И прежде чем она успела ответить, он накрыл ее губы своими, слегка посасывая. Волосы на груди чуть щекотали нежные холмики, как шершавый бархат. Их соски при каждом вздохе терлись друг о друга. В горле Аннабел вибрировали счастливые стоны, знаменуя новую степень наслаждения. Она немного расслабилась, и тут его ладонь снова скользнула по ее животу, а колено втиснулось чуть глубже между ее бедрами. Аннабел закрыла глаза, когда его пальцы запутались в мягких завитках и погладили набухшую плоть. Он раздвинул сомкнутые складки, нашел крохотный пульсирующий бугорок и слегка дразняще погладил.

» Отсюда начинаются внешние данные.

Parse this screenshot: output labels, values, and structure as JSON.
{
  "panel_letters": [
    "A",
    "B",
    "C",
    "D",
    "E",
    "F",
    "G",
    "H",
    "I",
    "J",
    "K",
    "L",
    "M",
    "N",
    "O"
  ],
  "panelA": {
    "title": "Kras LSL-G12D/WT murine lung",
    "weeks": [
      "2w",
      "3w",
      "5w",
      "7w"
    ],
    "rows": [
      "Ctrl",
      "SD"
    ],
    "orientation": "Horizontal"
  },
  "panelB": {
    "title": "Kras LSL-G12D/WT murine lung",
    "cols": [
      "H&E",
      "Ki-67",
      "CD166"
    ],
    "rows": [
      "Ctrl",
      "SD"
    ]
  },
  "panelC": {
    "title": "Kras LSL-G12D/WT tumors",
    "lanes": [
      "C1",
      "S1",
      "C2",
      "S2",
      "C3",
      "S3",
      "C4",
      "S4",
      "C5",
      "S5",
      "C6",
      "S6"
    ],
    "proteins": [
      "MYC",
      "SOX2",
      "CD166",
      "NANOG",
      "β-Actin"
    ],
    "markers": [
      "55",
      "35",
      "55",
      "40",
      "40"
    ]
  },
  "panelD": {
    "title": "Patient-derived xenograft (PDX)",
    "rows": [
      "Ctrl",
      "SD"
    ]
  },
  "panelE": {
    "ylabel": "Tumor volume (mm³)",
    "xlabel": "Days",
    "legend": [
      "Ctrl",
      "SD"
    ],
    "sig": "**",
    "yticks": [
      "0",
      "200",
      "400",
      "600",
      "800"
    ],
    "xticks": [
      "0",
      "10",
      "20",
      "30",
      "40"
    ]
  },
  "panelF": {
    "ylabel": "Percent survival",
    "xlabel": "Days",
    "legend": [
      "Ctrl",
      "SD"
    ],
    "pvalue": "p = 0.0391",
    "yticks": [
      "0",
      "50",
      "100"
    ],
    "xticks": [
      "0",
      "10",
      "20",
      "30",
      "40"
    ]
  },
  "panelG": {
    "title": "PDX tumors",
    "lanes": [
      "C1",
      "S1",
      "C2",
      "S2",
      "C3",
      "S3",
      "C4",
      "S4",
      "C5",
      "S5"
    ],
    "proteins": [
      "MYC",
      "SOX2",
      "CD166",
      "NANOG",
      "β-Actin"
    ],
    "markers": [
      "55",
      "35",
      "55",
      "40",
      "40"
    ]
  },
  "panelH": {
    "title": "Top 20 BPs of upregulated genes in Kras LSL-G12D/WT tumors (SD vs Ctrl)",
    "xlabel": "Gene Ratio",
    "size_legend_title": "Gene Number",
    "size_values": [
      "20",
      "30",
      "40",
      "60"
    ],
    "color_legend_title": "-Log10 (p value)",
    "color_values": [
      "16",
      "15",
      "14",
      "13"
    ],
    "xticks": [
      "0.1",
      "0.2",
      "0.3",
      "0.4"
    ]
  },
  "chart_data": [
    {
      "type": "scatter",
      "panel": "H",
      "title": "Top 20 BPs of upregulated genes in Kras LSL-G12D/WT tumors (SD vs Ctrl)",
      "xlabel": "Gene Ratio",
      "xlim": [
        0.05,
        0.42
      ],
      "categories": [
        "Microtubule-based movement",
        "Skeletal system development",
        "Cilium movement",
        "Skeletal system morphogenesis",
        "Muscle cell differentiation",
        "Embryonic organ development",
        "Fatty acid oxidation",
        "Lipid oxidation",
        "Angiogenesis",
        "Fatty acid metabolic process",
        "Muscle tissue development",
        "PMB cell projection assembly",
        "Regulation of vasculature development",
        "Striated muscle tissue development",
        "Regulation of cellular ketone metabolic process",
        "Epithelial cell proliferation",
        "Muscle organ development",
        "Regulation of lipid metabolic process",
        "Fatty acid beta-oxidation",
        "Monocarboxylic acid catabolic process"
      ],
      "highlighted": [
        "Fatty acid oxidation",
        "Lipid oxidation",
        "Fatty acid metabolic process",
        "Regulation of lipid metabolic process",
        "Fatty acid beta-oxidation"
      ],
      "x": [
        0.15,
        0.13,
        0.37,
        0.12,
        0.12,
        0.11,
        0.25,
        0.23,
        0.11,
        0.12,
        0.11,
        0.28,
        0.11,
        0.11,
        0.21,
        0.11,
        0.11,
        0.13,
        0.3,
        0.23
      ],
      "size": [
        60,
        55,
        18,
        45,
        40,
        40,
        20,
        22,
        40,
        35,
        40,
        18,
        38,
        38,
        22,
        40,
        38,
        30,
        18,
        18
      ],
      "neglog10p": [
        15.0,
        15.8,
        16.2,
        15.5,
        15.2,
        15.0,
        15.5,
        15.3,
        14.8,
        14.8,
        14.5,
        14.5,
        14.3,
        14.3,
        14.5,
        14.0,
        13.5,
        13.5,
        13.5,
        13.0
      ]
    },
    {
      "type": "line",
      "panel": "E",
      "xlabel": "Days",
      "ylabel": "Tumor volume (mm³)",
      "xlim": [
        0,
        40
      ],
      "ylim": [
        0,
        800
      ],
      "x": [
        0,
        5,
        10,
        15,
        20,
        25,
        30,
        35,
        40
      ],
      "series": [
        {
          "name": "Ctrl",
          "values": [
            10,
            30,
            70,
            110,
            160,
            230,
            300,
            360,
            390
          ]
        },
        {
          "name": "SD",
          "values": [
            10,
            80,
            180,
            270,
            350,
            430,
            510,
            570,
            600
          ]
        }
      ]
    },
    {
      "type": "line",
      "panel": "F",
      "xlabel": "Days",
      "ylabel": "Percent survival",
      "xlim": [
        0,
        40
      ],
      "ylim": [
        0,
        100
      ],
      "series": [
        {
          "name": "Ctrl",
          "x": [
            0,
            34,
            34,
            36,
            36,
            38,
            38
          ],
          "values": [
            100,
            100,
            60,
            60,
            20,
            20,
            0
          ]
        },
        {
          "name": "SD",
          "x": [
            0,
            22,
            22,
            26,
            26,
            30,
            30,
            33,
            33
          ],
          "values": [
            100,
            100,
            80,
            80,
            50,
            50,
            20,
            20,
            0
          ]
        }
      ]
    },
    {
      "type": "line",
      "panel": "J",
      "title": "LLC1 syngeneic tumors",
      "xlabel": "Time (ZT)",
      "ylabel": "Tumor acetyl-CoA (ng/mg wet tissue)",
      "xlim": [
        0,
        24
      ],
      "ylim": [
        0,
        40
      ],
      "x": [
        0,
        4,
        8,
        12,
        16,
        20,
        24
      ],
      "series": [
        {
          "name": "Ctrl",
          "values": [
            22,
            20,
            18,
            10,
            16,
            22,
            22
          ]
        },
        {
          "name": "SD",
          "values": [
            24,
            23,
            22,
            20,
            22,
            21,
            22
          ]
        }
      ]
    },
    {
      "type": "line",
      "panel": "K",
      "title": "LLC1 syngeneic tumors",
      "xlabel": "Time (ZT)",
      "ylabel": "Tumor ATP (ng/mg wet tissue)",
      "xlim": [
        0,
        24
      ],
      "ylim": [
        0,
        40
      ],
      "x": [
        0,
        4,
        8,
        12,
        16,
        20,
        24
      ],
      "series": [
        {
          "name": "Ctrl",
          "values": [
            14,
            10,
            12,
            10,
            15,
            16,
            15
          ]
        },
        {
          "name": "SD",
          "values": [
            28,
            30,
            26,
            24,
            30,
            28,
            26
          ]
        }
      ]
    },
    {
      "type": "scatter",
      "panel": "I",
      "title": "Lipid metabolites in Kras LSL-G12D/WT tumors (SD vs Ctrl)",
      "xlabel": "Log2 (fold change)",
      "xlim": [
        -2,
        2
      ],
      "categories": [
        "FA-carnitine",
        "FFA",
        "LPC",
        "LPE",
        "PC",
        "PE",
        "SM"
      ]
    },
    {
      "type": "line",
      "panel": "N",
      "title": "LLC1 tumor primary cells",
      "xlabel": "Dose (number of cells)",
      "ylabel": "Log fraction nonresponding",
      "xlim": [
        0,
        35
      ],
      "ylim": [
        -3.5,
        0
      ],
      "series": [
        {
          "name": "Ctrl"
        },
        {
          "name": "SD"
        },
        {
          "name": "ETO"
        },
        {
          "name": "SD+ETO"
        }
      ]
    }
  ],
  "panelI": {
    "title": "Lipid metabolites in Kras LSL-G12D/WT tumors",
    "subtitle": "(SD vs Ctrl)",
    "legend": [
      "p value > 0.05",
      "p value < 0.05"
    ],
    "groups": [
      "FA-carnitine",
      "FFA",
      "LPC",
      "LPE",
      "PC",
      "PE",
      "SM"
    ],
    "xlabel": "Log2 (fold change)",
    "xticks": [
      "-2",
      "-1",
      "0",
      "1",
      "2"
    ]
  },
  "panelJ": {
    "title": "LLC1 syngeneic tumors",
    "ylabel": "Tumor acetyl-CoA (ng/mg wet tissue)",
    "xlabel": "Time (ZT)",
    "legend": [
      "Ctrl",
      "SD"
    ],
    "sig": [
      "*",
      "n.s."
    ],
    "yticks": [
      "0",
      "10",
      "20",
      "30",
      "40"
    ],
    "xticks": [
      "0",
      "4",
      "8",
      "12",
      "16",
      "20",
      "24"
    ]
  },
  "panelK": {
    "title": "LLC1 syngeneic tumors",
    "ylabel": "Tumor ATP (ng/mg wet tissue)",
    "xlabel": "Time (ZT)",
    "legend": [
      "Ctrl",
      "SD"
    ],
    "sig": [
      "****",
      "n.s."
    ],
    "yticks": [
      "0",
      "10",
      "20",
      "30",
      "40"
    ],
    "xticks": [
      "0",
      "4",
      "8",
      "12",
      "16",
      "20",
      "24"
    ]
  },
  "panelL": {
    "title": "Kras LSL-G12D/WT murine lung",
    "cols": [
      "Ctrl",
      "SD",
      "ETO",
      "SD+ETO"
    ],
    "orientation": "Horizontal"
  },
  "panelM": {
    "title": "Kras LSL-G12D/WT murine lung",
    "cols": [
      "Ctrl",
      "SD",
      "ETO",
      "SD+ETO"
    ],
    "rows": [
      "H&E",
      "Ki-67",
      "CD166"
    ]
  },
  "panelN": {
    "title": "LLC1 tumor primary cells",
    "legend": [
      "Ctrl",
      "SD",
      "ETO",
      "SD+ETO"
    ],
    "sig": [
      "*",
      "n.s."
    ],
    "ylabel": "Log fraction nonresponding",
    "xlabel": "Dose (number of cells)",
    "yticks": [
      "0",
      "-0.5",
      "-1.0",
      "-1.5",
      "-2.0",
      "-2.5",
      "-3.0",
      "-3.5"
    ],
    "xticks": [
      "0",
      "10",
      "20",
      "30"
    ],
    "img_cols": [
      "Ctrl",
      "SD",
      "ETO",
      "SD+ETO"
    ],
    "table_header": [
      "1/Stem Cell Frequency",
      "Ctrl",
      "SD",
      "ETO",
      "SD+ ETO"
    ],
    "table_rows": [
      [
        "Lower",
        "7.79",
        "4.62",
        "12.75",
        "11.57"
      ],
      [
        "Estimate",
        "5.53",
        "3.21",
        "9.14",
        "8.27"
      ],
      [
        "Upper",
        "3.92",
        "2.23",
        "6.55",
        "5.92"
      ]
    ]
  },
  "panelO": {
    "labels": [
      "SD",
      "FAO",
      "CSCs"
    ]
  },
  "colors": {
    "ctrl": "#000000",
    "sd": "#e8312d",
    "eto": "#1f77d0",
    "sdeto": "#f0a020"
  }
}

Аннабел показалось, что сейчас она растает. Кровь бросилась ей в лицо, окрасив розовыми пятнами белую кожу. Но кончик пальца неумолимо пробирался глубже, в истекающую соками пещерку. Сердце Аннабел гулко колотилось, а ноги словно немели по мере того, как усиливалось наслаждение. Снова отодвинувшись, она непонимающе уставилась на мужа.
Тот лежал на боку, приподнявшись на локте. Темные волосы растрепаны, глаза горят страстью и потаенным весельем. Он, казалось, прекрасно понимал, что с ней происходит, и был заворожен ее невинным испугом.